Max Depth – maximum subdivision depth of a voxel, if it still contains more polygons than specified in Max Polys. Be careful with this parameter, because increasing the max depth requires much RAM.

Max Polys – polygon counter, criterion to determine the real number of voxels and their subdivision depth. The less the value is (minimum value cannot be less than one polygon), the fewer crossing tests will be done. However small Max Polys values do not always result in overall calculation performance gain, because the program may happen to spend much processing time on building the voxel system. You should always find the optimum ratio between the time for setting up the voxel grid and the time for ray tracing.

Balance – this parameter controls the way the voxel grid will be built. With high balance values (about 1), the grid size will be given preference over the voxel subdivision depth when building the grid, that is grids with more voxels will be built, which will not be subdivided (or almost not subdivided). With low Balance values (about 0.5 and lower), the preference during grid building will be given to subdividing voxels. In this case there will be created grids with fewer voxels, but almost each voxel will most likely be subdivided as far as Max Depth allows it. Both methods accelerate calculations, the real effect will depend on a given scene.
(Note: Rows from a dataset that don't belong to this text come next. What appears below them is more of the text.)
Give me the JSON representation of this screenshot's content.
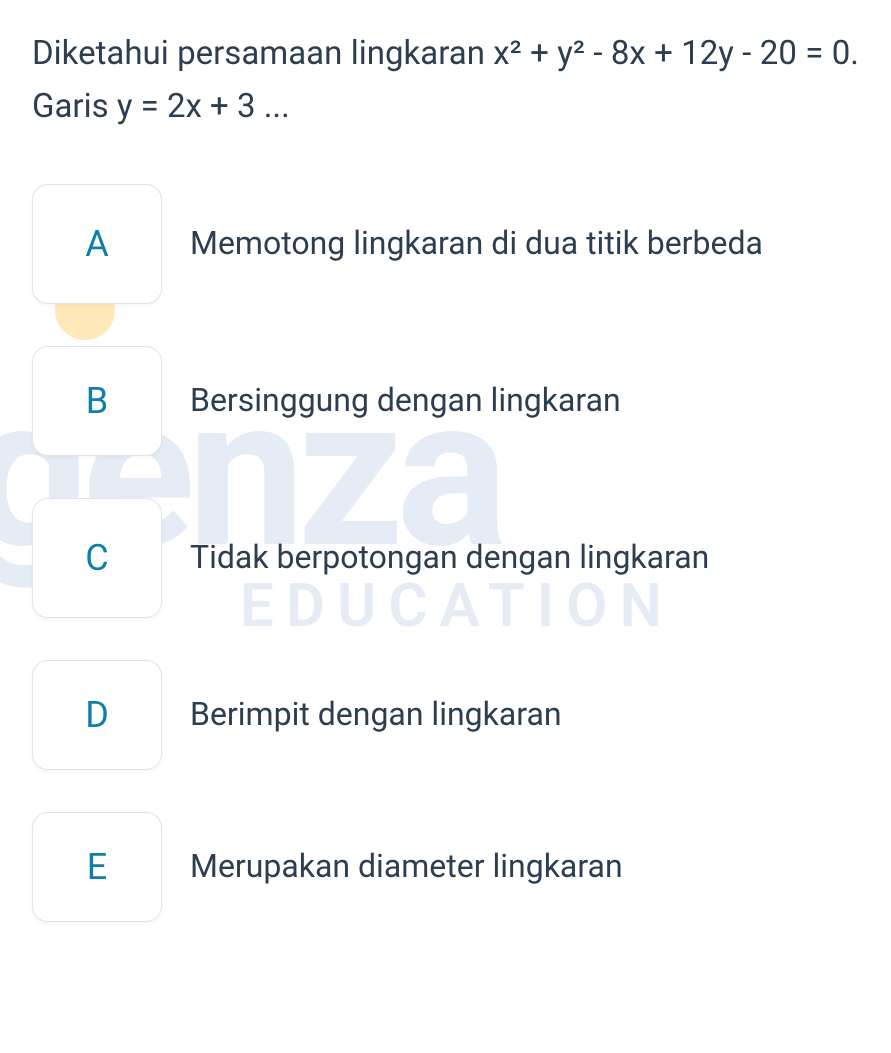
{
  "question": "Diketahui persamaan lingkaran x² + y² - 8x + 12y - 20 = 0. Garis y = 2x + 3 ...",
  "options": [
    {
      "letter": "A",
      "text": "Memotong lingkaran di dua titik berbeda"
    },
    {
      "letter": "B",
      "text": "Bersinggung dengan lingkaran"
    },
    {
      "letter": "C",
      "text": "Tidak berpotongan dengan lingkaran"
    },
    {
      "letter": "D",
      "text": "Berimpit dengan lingkaran"
    },
    {
      "letter": "E",
      "text": "Merupakan diameter lingkaran"
    }
  ],
  "watermark": {
    "main": "genza",
    "sub": "EDUCATION"
  }
}
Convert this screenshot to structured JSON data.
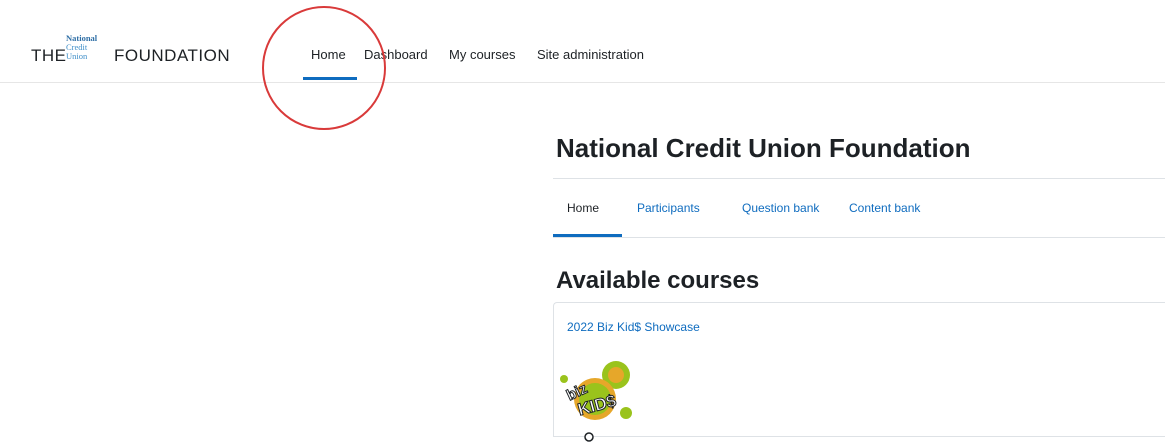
{
  "brand": {
    "the": "THE",
    "name_lines": [
      "National",
      "Credit",
      "Union"
    ],
    "foundation": "FOUNDATION"
  },
  "nav": {
    "items": [
      "Home",
      "Dashboard",
      "My courses",
      "Site administration"
    ],
    "active": "Home"
  },
  "page": {
    "title": "National Credit Union Foundation"
  },
  "secondary_nav": {
    "tabs": [
      "Home",
      "Participants",
      "Question bank",
      "Content bank"
    ],
    "active": "Home"
  },
  "courses": {
    "heading": "Available courses",
    "items": [
      {
        "name": "2022 Biz Kid$ Showcase",
        "logo_text_top": "biz",
        "logo_text_bottom": "KID$"
      }
    ]
  },
  "colors": {
    "accent": "#0f6cbf",
    "annotation": "#d93a3a",
    "logo_green": "#9ac31c",
    "logo_orange": "#e6a72a"
  }
}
In Ray tracing Acceleration settings there are three use-proven presets for different situations. You cannot adjust your own settings, you can take advantage of these presets.

Low RAM – settings for cases when there is not enough free memory to render a scene. It's not a rare occasion in case of high-polygon scenes. If your scene makes your operating system freeze or results in an abnormal termination of rendering, try these parameters. Though rendering will be real slow.

Moderate – average memory capacity, average render time.

Max Speed – if there is enough memory to render a scene, use this set of parameters, it will provide high render speeds. This set of parameters may serve as a starting point for your experiments with rendering speed.